Le patron comptait la caisse près de la machine à café, deux habitués parlaient de football avec cette conviction absurde des gens qui veulent croire que le monde est encore normal, et je pensais seulement à fermer proprement.

Puis mon téléphone a vibré.

Le numéro venait des urgences.

Un père sait avant que les mots arrivent.

« Monsieur Lemaire ? » a demandé une femme.

Sa voix était basse, professionnelle, mais il y avait quelque chose derrière, un effort pour ne pas laisser passer ce qu’elle savait déjà.

Elle m’a dit qu’elle appelait de l’accueil des urgences, que mon fils Noé avait été amené environ vingt minutes plus tôt, et que j’étais inscrit comme contact d’urgence principal.

Le torchon a glissé de ma main et est tombé sur le tapis en caoutchouc derrière le bar.

J’ai demandé ce qui était arrivé à mon fils.

Du papier a bougé à l’autre bout du fil.

Derrière elle, un enfant pleurait, et ce son m’a traversé plus brutalement que n’importe quel bruit de sirène entendu dans ma vie.

Elle a répondu que je devais venir immédiatement, que le médecin était avec lui.

J’ai demandé s’il était vivant.

Elle a dit oui.

Ce seul mot a empêché mon téléphone de se casser dans ma main.

Je suis sorti en moins de trente secondes.

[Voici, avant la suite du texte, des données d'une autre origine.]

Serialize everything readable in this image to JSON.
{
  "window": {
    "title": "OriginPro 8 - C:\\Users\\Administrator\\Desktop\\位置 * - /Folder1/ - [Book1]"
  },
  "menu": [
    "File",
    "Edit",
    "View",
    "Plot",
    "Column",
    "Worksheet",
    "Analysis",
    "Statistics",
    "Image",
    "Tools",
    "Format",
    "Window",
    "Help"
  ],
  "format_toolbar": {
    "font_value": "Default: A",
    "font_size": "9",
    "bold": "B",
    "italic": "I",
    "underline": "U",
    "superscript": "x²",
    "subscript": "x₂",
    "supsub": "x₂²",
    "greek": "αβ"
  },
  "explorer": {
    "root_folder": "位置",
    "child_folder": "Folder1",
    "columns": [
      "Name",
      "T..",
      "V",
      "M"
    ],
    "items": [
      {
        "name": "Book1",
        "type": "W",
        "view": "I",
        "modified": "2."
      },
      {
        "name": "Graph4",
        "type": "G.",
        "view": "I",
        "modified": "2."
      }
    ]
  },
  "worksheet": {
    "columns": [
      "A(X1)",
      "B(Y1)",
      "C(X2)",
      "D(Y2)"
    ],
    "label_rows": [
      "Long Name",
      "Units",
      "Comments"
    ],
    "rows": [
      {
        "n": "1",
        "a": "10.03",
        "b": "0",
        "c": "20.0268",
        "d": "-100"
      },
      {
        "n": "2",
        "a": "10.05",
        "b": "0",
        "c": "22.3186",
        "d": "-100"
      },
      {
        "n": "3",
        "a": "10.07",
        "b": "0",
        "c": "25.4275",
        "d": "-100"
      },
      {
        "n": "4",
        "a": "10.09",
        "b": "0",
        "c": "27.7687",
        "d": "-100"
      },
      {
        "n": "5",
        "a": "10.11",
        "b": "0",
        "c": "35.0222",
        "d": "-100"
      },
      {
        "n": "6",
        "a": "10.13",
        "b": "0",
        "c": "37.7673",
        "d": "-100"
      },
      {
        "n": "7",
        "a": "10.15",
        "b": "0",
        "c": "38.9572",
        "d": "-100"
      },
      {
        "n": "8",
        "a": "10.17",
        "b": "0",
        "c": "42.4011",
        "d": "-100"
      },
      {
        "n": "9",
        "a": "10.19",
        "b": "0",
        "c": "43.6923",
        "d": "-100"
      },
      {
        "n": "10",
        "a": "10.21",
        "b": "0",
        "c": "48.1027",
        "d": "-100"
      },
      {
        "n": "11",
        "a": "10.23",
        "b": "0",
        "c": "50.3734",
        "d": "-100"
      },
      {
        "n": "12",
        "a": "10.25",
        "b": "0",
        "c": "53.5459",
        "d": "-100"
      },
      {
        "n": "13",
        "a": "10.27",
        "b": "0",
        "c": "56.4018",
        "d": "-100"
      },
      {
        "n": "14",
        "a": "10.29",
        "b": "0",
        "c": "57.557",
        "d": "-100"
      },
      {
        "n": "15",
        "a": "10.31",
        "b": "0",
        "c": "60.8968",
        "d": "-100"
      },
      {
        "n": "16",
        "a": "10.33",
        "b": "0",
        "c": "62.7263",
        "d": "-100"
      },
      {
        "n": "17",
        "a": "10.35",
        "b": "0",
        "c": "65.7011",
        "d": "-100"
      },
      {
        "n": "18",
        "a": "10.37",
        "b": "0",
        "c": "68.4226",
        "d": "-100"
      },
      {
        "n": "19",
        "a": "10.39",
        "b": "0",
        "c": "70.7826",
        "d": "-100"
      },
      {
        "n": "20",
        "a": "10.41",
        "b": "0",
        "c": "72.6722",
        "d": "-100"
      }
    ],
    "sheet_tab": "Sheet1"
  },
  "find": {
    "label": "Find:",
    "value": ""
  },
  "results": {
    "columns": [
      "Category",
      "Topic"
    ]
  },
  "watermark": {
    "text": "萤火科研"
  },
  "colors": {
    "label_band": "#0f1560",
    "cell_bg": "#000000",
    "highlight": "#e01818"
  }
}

Le patron a appelé mon prénom, mais sa voix semblait venir de très loin, comme à travers de l’eau.

La pluie m’a frappé le visage avec une froideur presque propre, mes chaussures ont éclaboussé le bitume, et ma voiture a démarré au deuxième tour de clé.

Le trajet qui prenait d’habitude quinze minutes en a pris huit.

Je n’ai pas roulé comme un fou, pas vraiment.

J’ai roulé comme un homme qui connaît exactement la différence entre la vitesse et la panique.